For leader-election-only use cases, mosaik provides `NoOp`:

```rust,ignore
#[derive(Debug, Default)]
pub struct NoOp;

impl StateMachine for NoOp {
    type Command = ();
    type Query = ();
    type QueryResult = ();
    type StateSync = LogReplaySync<Self>;
    // ...
}
```

Usage:

```rust,ignore
let group = network.groups().with_key(key).join(); // implicitly uses NoOp
```

## State Synchronization

The `state_sync()` method returns a `StateSync` implementation used when followers need to catch up. For most cases, use `LogReplaySync`:

```rust,ignore
fn state_sync(&self) -> LogReplaySync<Self> {
    LogReplaySync::default()
}
```

`LogReplaySync` replays committed log entries to bring the follower's state machine up to date. For advanced use cases (e.g., snapshot-based sync), implement the `StateSync` trait directly.

See the [State Sync](../internals/state-sync.md) deep dive for details.

## Leadership Preference

A state machine can declare its preference for assuming leadership within
the group by overriding `leadership_preference()`. This is a per-node
setting -- different nodes in the same group can return different values
without affecting the `GroupId`.

```rust,ignore
use mosaik::LeadershipPreference;

fn leadership_preference(&self) -> LeadershipPreference {
    LeadershipPreference::Observer
}
```

| Variant                      | Behavior                                                                |
| ---------------------------- | ----------------------------------------------------------------------- |
| `Normal` (default)           | Standard Raft behavior -- participates in elections as a candidate      |
| `Reluctant { factor: u32 }`  | Longer election timeouts (multiplied by `factor`), can still be elected |
| `Observer`                   | Never self-nominates as candidate; still votes and replicates log       |

The convenience constructor `LeadershipPreference::reluctant()` creates a
`Reluctant` variant with the default factor of 3.

> **Liveness warning:** If every node in a group returns `Observer`, no
> leader can ever be elected and the group will be unable to make progress.
> Ensure at least one node has `Normal` or `Reluctant` preference.
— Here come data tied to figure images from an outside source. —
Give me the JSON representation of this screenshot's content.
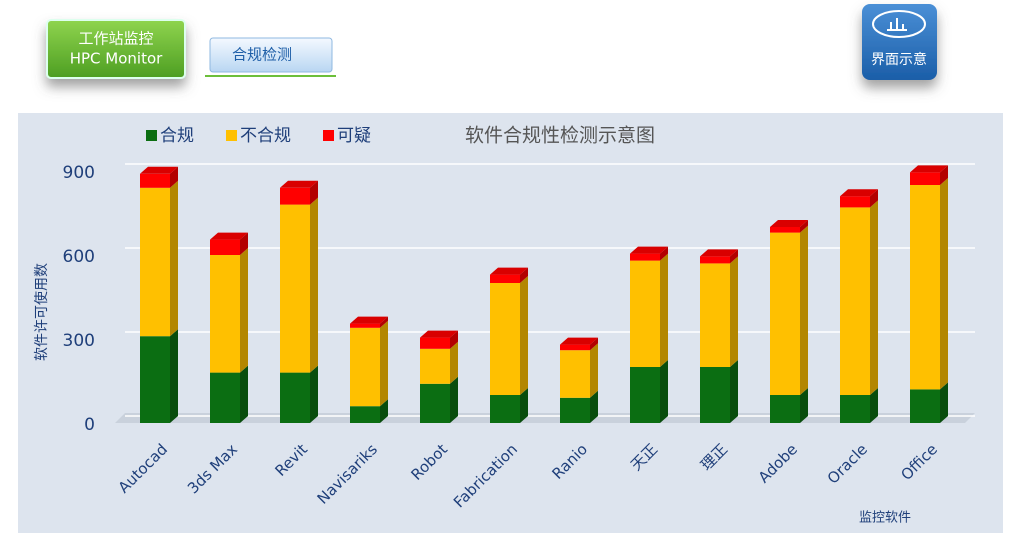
{
  "header": {
    "station_title": "工作站监控",
    "station_subtitle": "HPC Monitor",
    "tab": "合规检测",
    "view_button": "界面示意"
  },
  "chart_data": {
    "type": "stacked-bar-3d",
    "title": "软件合规性检测示意图",
    "y_label": "软件许可使用数",
    "x_label": "监控软件",
    "categories": [
      "Autocad",
      "3ds Max",
      "Revit",
      "Navisariks",
      "Robot",
      "Fabrication",
      "Ranio",
      "天正",
      "理正",
      "Adobe",
      "Oracle",
      "Office"
    ],
    "series": [
      {
        "name": "合规",
        "color": "#0b6e12",
        "values": [
          310,
          180,
          180,
          60,
          140,
          100,
          90,
          200,
          200,
          100,
          100,
          120
        ]
      },
      {
        "name": "不合规",
        "color": "#ffc000",
        "values": [
          530,
          420,
          600,
          280,
          125,
          400,
          170,
          380,
          370,
          580,
          670,
          730
        ]
      },
      {
        "name": "可疑",
        "color": "#ff0000",
        "values": [
          50,
          55,
          60,
          15,
          40,
          30,
          20,
          25,
          25,
          20,
          40,
          45
        ]
      }
    ],
    "ylim": [
      0,
      900
    ],
    "yticks": [
      0,
      300,
      600,
      900
    ],
    "grid": true
  }
}
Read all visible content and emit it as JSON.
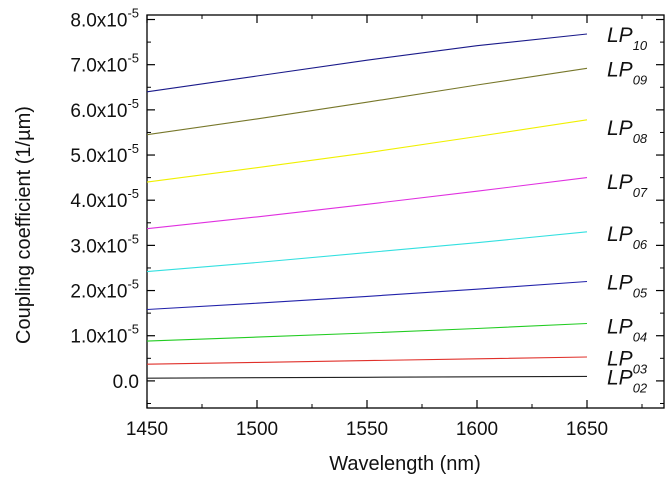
{
  "chart_data": {
    "type": "line",
    "title": "",
    "xlabel": "Wavelength (nm)",
    "ylabel": "Coupling coefficient (1/µm)",
    "xlim": [
      1450,
      1685
    ],
    "ylim": [
      -6e-06,
      8.1e-05
    ],
    "xticks": [
      1450,
      1500,
      1550,
      1600,
      1650
    ],
    "x_tick_labels": [
      "1450",
      "1500",
      "1550",
      "1600",
      "1650"
    ],
    "yticks": [
      {
        "value": 0.0,
        "mantissa": "0.0",
        "exp": ""
      },
      {
        "value": 1e-05,
        "mantissa": "1.0x10",
        "exp": "-5"
      },
      {
        "value": 2e-05,
        "mantissa": "2.0x10",
        "exp": "-5"
      },
      {
        "value": 3e-05,
        "mantissa": "3.0x10",
        "exp": "-5"
      },
      {
        "value": 4e-05,
        "mantissa": "4.0x10",
        "exp": "-5"
      },
      {
        "value": 5e-05,
        "mantissa": "5.0x10",
        "exp": "-5"
      },
      {
        "value": 6e-05,
        "mantissa": "6.0x10",
        "exp": "-5"
      },
      {
        "value": 7e-05,
        "mantissa": "7.0x10",
        "exp": "-5"
      },
      {
        "value": 8e-05,
        "mantissa": "8.0x10",
        "exp": "-5"
      }
    ],
    "grid": false,
    "legend": "inline labels at right end of lines",
    "x": [
      1450,
      1500,
      1550,
      1600,
      1650
    ],
    "series": [
      {
        "name": "LP02",
        "label_main": "LP",
        "label_sub": "02",
        "color": "#222222",
        "values": [
          6e-07,
          7e-07,
          8e-07,
          9e-07,
          1e-06
        ]
      },
      {
        "name": "LP03",
        "label_main": "LP",
        "label_sub": "03",
        "color": "#e0302a",
        "values": [
          3.7e-06,
          4.1e-06,
          4.5e-06,
          4.9e-06,
          5.3e-06
        ]
      },
      {
        "name": "LP04",
        "label_main": "LP",
        "label_sub": "04",
        "color": "#22cc22",
        "values": [
          8.8e-06,
          9.7e-06,
          1.06e-05,
          1.16e-05,
          1.27e-05
        ]
      },
      {
        "name": "LP05",
        "label_main": "LP",
        "label_sub": "05",
        "color": "#2222aa",
        "values": [
          1.58e-05,
          1.72e-05,
          1.87e-05,
          2.03e-05,
          2.2e-05
        ]
      },
      {
        "name": "LP06",
        "label_main": "LP",
        "label_sub": "06",
        "color": "#33e0e0",
        "values": [
          2.42e-05,
          2.62e-05,
          2.84e-05,
          3.06e-05,
          3.3e-05
        ]
      },
      {
        "name": "LP07",
        "label_main": "LP",
        "label_sub": "07",
        "color": "#e030e0",
        "values": [
          3.37e-05,
          3.63e-05,
          3.91e-05,
          4.2e-05,
          4.5e-05
        ]
      },
      {
        "name": "LP08",
        "label_main": "LP",
        "label_sub": "08",
        "color": "#f0f000",
        "values": [
          4.4e-05,
          4.72e-05,
          5.05e-05,
          5.41e-05,
          5.78e-05
        ]
      },
      {
        "name": "LP09",
        "label_main": "LP",
        "label_sub": "09",
        "color": "#77772a",
        "values": [
          5.45e-05,
          5.8e-05,
          6.17e-05,
          6.55e-05,
          6.92e-05
        ]
      },
      {
        "name": "LP10",
        "label_main": "LP",
        "label_sub": "10",
        "color": "#1a1a8a",
        "values": [
          6.4e-05,
          6.75e-05,
          7.1e-05,
          7.42e-05,
          7.68e-05
        ]
      }
    ],
    "label_positions_y": [
      1e-06,
      5.2e-06,
      1.23e-05,
      2.2e-05,
      3.27e-05,
      4.43e-05,
      5.62e-05,
      6.92e-05,
      7.68e-05
    ]
  }
}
This mechanism is used internally by [collection readers](../collections/writer-reader.md),
which return `Observer` so that leadership stays on writer nodes where
writes are handled directly rather than being forwarded.

## Storage

Commands are persisted in a log via the `Storage` trait:

```rust,ignore
pub trait Storage<C: Command>: Send + 'static {
    fn append(&mut self, command: C, term: Term) -> Index;
    fn available(&self) -> RangeInclusive<Index>;
    fn get(&self, index: Index) -> Option<(C, Term)>;
    fn get_range(&self, range: &RangeInclusive<Index>) -> Vec<(Term, Index, C)>;
    fn truncate(&mut self, at: Index);
    fn last(&self) -> Cursor;
    fn term_at(&self, index: Index) -> Option<Term>;
    fn prune_prefix(&mut self, up_to: Index);
    fn reset_to(&mut self, cursor: Cursor);
}
```

`InMemoryLogStore<C>` is the default implementation. For durability, implement `Storage` with a persistent backend (disk, database, etc.).